Lizzie and I got into this subject at length — with civil disagreement and exuberance! — during her recent appearance at The Bat Segundo Show, with Lizzie believing that these prejudgments had to do with patriarchy and me believing that the lack of inclusiveness had to do with elitism. (Lizzie kindly referred to me as “not a patriarchy, but an individual.”)
Either way, I reject the angle of the Double X article and I maintain that the presumed self-doubt has more to do with one’s own inherent (and needless) reading prejudices, which should try and cover as many perspectives as possible. (And if Chuck Klosterman is now the apparent litmus test for music picks, please don’t have me bust out the shotgun.) I was a young boy who read boy and girl titles, and never really kept score on the gender front (although girls would sometimes give me suspicious looks when they saw the occasional pink cover). Then again, I also played with Barbies. So what do I know?
[...] Recently, I once again shared airspace with the lively and fun Ed Champion of the Bat Segundo show, who, amidst much chatter about redheadedness, was one of the many men who have challenged, in RANK FINGER-POINTING outrage, my alleged needless gender focus, to the tune of half a show. (Over coffee I had brewed for him, I might add.) Ed’s objection to my book was along the lines that he a) once had long hair and b) was not a violent mill-worker, and had thus somehow become the object of discrimination. I will simply direct all further inquiries here. [...]

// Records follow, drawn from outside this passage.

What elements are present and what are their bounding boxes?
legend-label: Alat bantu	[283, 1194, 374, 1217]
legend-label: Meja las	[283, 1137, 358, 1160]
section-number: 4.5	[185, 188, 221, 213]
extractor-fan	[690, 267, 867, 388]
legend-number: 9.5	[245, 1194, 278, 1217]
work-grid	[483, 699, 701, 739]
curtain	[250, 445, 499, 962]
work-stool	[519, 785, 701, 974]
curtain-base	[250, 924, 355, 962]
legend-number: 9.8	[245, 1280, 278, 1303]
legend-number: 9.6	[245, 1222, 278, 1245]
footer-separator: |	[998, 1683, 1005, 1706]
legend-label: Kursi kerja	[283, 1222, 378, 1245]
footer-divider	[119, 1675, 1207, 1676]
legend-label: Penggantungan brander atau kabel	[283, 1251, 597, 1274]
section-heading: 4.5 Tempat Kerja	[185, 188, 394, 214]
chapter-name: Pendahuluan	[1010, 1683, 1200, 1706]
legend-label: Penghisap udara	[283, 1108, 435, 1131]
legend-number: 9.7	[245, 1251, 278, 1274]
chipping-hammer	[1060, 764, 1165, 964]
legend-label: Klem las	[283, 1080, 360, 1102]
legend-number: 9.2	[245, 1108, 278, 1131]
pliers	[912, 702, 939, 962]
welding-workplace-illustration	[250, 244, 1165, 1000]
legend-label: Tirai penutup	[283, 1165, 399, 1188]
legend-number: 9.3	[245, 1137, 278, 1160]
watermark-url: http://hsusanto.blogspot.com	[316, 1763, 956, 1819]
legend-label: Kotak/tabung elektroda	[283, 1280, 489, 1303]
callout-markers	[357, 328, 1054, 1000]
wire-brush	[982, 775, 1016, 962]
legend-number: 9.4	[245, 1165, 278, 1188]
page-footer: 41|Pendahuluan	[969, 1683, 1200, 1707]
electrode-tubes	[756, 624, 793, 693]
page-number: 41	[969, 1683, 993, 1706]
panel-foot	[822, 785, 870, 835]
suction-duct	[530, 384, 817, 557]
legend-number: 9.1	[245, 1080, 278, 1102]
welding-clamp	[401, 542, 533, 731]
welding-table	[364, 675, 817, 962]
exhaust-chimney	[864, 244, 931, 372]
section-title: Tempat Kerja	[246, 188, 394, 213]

I’m in the process of getting my Master’s in library science, and I paid a large tuition bill to be told almost exactly the same thing in my children’s literature class:
We must have books for BOYS! Boys will feel LEFT OUT if we have books about FEELINGS! Girls will read books about boys but boys won’t read books about girls so you should mostly buy books about boys for children’s libraries.
I asked them what a pre-op transgender gay teen would read and nearly flunked. And I have the same professor again this semester.
Very well said!
This is a soapbox I am very familiar with. The UK’s Carnegie medal shortlist this year contains entirely boy-protagonists. A teacher wrote an article recently that said there weren’t enough books out there for boys – and so many of the books with girl protagonists could JUST HAVE EASILY changed the protag to a boy so boys would read it. What kind of boys are we raising if we’re telling them that girls’ stories aren’t important?
I visited an all-girls high school recently where every single class text from year 7 to year 12 had a male protagonist.
In Australia, our biggest literary award is the Miles Franklin. It’s named for a woman who had to pretend to be a man in order to get published. And this year there were no female protagonists on the shortlist.
So hurrah for Fine Lines and people reading Good Books, regardless of who the protagonist is!